Casey Rutheford had a great idea the other night.  He did a Twitter search for “math homework” and examined the results.  Go ahead and take a look for yourself.  You may not be shocked at all, but reading tweet after tweet of math homework making students cry should make you, as an educator, want to sob.   Additionally, with impeccably good timing, John Stevens gave us all something to think about in regards to the homework debate.  The entire post is worth every second of time you can spend with it.  He highlights the student voices in this conversation.  Those voices are the ones we often aren’t really listening to.  He reminds us that there is a whole child to develop, not just a math brain.

The big question I have for my fellow educators is:  are you taking the time to listen to your students’ voices?   Are you considering the education of the whole child, especially during the hours when they aren’t in school?  What purpose does the homework serve?  Is it really fulfilling that purpose?  Do we really feel students do better as a result of homework, or are there other factors that play a much bigger role?

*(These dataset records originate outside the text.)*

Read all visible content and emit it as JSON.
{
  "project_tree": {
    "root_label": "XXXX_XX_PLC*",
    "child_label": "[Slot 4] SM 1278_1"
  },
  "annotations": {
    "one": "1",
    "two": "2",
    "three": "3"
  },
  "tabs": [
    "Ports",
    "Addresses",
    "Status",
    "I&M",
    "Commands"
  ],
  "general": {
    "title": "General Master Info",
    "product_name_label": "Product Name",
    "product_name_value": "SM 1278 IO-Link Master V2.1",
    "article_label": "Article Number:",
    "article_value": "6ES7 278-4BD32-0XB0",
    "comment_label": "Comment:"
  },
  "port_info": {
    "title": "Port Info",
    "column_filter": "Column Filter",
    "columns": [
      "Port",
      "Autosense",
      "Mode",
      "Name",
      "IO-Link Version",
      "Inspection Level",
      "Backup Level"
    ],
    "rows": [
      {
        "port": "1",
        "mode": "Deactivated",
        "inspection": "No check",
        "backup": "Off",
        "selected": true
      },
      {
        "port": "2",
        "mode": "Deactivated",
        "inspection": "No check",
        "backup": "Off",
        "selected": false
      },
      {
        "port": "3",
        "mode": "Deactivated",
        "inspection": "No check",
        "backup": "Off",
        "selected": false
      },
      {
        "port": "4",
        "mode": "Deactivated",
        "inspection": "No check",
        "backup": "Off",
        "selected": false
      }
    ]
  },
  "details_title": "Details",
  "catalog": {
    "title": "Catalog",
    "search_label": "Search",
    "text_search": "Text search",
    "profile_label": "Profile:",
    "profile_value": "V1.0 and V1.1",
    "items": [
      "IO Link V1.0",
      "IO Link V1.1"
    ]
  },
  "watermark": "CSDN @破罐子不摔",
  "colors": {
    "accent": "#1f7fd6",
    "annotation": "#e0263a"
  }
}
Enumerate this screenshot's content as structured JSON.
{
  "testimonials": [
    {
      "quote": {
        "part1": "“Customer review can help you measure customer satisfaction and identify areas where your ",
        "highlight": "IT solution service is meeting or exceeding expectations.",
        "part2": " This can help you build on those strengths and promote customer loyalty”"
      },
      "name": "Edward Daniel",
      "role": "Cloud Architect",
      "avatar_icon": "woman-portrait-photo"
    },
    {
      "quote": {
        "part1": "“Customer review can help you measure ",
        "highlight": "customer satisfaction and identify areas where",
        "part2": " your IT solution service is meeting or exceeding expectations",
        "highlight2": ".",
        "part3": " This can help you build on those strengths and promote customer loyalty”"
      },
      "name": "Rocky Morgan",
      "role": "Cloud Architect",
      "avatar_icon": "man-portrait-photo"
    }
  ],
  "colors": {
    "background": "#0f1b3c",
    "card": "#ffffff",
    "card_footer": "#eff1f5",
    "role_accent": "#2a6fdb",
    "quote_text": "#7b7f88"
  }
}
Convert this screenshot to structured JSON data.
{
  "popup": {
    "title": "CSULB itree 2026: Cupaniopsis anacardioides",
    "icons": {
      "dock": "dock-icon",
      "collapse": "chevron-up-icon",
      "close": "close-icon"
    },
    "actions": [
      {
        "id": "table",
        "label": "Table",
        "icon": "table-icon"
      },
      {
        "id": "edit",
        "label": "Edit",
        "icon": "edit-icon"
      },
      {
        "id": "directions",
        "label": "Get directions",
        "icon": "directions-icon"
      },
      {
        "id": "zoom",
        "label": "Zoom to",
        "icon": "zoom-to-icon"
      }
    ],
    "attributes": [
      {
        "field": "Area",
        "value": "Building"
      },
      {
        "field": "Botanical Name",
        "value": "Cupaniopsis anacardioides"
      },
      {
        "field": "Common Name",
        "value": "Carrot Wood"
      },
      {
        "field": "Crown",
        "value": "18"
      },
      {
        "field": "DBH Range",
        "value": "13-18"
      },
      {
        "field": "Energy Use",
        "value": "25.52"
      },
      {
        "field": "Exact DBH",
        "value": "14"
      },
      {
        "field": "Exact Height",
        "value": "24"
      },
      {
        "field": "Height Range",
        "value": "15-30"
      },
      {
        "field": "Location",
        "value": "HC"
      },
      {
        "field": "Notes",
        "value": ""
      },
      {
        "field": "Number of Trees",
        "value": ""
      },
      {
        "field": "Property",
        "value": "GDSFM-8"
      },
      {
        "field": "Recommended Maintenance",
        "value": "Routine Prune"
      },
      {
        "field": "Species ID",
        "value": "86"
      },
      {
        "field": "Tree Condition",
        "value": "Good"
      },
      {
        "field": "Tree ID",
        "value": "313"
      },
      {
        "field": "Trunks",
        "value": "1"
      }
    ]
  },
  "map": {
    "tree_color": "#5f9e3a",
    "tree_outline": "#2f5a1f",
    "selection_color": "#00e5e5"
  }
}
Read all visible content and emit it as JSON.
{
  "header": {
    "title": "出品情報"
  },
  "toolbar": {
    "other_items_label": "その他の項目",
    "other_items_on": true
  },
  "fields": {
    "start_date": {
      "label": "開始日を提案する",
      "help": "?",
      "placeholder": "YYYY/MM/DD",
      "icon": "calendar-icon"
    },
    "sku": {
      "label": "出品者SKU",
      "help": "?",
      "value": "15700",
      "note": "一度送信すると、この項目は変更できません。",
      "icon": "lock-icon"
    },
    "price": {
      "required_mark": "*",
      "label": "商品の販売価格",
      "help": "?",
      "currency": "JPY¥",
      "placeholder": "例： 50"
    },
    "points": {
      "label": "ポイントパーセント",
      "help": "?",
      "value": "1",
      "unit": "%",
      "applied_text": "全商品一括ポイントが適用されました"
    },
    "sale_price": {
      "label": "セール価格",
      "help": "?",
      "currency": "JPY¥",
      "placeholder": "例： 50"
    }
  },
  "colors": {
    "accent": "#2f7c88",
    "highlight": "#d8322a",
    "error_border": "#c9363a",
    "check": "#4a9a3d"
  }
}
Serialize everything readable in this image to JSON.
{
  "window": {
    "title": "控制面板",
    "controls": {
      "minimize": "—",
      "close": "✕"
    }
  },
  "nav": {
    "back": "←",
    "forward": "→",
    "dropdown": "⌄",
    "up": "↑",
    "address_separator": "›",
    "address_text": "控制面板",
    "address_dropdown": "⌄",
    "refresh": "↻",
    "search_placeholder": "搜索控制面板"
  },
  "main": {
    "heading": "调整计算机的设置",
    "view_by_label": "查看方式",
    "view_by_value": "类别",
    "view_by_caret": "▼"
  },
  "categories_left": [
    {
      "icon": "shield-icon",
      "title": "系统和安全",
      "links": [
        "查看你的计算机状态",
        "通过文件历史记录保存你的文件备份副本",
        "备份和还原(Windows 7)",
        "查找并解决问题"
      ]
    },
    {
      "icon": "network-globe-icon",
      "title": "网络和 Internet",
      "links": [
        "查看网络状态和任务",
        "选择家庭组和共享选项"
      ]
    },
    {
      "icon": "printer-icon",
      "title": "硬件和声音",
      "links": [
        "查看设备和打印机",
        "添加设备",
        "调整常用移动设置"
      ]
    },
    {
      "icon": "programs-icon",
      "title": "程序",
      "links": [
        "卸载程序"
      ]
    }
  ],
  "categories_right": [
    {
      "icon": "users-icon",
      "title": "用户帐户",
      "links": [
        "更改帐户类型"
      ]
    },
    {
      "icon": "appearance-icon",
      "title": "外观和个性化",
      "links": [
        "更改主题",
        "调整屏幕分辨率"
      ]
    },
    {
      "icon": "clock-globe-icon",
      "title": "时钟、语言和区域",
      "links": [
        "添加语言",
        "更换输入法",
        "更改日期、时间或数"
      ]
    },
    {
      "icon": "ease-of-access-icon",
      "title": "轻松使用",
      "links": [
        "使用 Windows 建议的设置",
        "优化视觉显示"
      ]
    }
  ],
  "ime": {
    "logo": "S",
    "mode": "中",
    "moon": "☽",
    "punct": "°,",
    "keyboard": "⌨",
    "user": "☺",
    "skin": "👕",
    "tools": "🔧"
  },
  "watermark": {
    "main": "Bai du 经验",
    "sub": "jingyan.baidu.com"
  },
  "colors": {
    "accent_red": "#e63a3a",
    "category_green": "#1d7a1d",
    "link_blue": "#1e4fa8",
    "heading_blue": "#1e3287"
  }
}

I’m not saying don’t ever assign homework.  I just don’t think homework needs to be a knee-jerk reaction to the end of a math lesson.

 

 

 

 

 

 

2 Comments

  1. Interestingly, I did my masters work on that very subject. One of the questions I asked was, “Is homework–in any discipline–valuable?” The answer is yes… BUT ONLY if the homework has value in achieving a specific end and not just for repetition and practice. From following your bogs, Megan, I could honestly say that your students do not need to do homework because of your instructional strategies. Your students are getting real world application in real time. Who needs homework?